Thirty patients received a total of 163 cycles of treatment. This regimen produced 1 complete response, 3 partial responses (overall response rate [ORR], 13.8%), and 10 cases of stable disease among 29 evaluable patients. For those patients who achieved clinical benefits, the median duration of the treatment was 7.5 months. The median progression-free survival (PFS) and overall survival (OS) for all patients were 3.7 months and 14 months, respectively. Patients with platinum-resistant disease achieved an ORR of 22%, with a median PFS of 5.6 months and a median OS of 23 months. The predominant toxicities were fatigue and myelosuppression. Correlative studies indicated that DR4 methylation in peripheral blood leukocytes was decreased during treatment in 3 of 4 objective responders (75%), but in only 5 of 13 nonresponders (38%).
To the authors' knowledge, the results of the current study provide the first clinical evidence that a hypomethylating agent may partially reverse platinum resistance in patients with ovarian cancer. Further clinical evaluation of hypomethylating agents in combination with carboplatin is warranted.

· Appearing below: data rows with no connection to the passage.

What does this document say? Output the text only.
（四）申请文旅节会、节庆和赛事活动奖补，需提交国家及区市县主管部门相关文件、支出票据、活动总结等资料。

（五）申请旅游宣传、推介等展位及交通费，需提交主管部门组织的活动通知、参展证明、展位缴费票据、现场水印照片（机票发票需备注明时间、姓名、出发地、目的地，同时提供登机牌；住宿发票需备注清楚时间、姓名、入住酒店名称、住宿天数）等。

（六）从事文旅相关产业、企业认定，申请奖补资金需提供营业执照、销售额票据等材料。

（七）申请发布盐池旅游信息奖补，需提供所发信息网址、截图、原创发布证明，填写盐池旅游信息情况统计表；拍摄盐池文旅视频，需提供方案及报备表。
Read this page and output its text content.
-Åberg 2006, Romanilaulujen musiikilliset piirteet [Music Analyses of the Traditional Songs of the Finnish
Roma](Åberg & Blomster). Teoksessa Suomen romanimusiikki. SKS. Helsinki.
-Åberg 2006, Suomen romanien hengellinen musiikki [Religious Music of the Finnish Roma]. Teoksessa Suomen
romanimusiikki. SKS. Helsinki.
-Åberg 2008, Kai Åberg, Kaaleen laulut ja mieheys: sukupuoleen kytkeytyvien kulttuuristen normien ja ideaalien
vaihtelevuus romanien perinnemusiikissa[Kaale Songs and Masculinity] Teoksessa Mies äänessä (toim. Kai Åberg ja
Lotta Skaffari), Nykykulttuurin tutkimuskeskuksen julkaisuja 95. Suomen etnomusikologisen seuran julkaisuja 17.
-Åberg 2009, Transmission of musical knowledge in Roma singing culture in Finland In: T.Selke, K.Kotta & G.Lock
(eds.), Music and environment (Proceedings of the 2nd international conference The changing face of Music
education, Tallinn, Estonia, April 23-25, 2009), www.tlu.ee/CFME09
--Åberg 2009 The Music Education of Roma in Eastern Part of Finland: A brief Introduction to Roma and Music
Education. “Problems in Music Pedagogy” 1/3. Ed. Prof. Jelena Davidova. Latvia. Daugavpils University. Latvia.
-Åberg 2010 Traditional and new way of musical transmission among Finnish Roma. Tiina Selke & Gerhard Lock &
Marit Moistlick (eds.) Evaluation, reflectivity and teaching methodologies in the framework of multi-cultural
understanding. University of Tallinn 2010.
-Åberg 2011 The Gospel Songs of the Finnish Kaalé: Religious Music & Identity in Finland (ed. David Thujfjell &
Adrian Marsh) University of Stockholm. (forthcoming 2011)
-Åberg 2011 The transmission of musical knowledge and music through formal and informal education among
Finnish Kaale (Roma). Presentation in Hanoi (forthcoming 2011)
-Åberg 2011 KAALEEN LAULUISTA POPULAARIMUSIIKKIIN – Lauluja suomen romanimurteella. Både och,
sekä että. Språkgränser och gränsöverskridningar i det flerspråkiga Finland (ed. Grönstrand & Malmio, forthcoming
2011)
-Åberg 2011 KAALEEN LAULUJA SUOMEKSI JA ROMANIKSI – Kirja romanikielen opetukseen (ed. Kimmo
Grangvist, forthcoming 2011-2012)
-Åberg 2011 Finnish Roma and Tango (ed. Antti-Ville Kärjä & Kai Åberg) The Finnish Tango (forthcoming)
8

阿扎胞苷序贯治疗可通过基因组 DNA 低甲基化使表观遗传沉默基因重新表达,逆转上皮性卵巢癌细胞对卡铂的耐药性。我们启动了一项 1b-2a 期临床试验,评估阿扎胞苷联合卡铂序贯治疗铂耐药或铂难治性上皮性卵巢癌患者的疗效和安全性。
纳入标准为病理证实的中高级别上皮性卵巢癌患者,在 6 个月内(耐药组,n=18 例)或铂类治疗期间(难治组,n=12 例)疾病进展。所有患者均有可测量病灶。
30 例患者共接受了 163 个周期的治疗。29 例可评价患者中,1 例达完全缓解,3 例达部分缓解(总缓解率[ORR]为 13.8%),10 例疾病稳定。有临床获益的患者中位治疗持续时间为 7.5 个月。所有患者的中位无进展生存期(PFS)和总生存期(OS)分别为 3.7 个月和 14 个月。铂耐药组的 ORR 为 22%,中位 PFS 为 5.6 个月,中位 OS 为 23 个月。主要毒性为乏力和骨髓抑制。相关性研究表明,4 例客观缓解者中有 3 例(75%)在治疗过程中外周血白细胞 DR4 甲基化降低,但 13 例无缓解者中只有 5 例(38%)降低。
据作者所知,本研究结果首次提供了临床证据,表明低甲基化剂可能部分逆转卵巢癌患者的铂耐药性。有必要进一步评估低甲基化剂联合卡铂的疗效。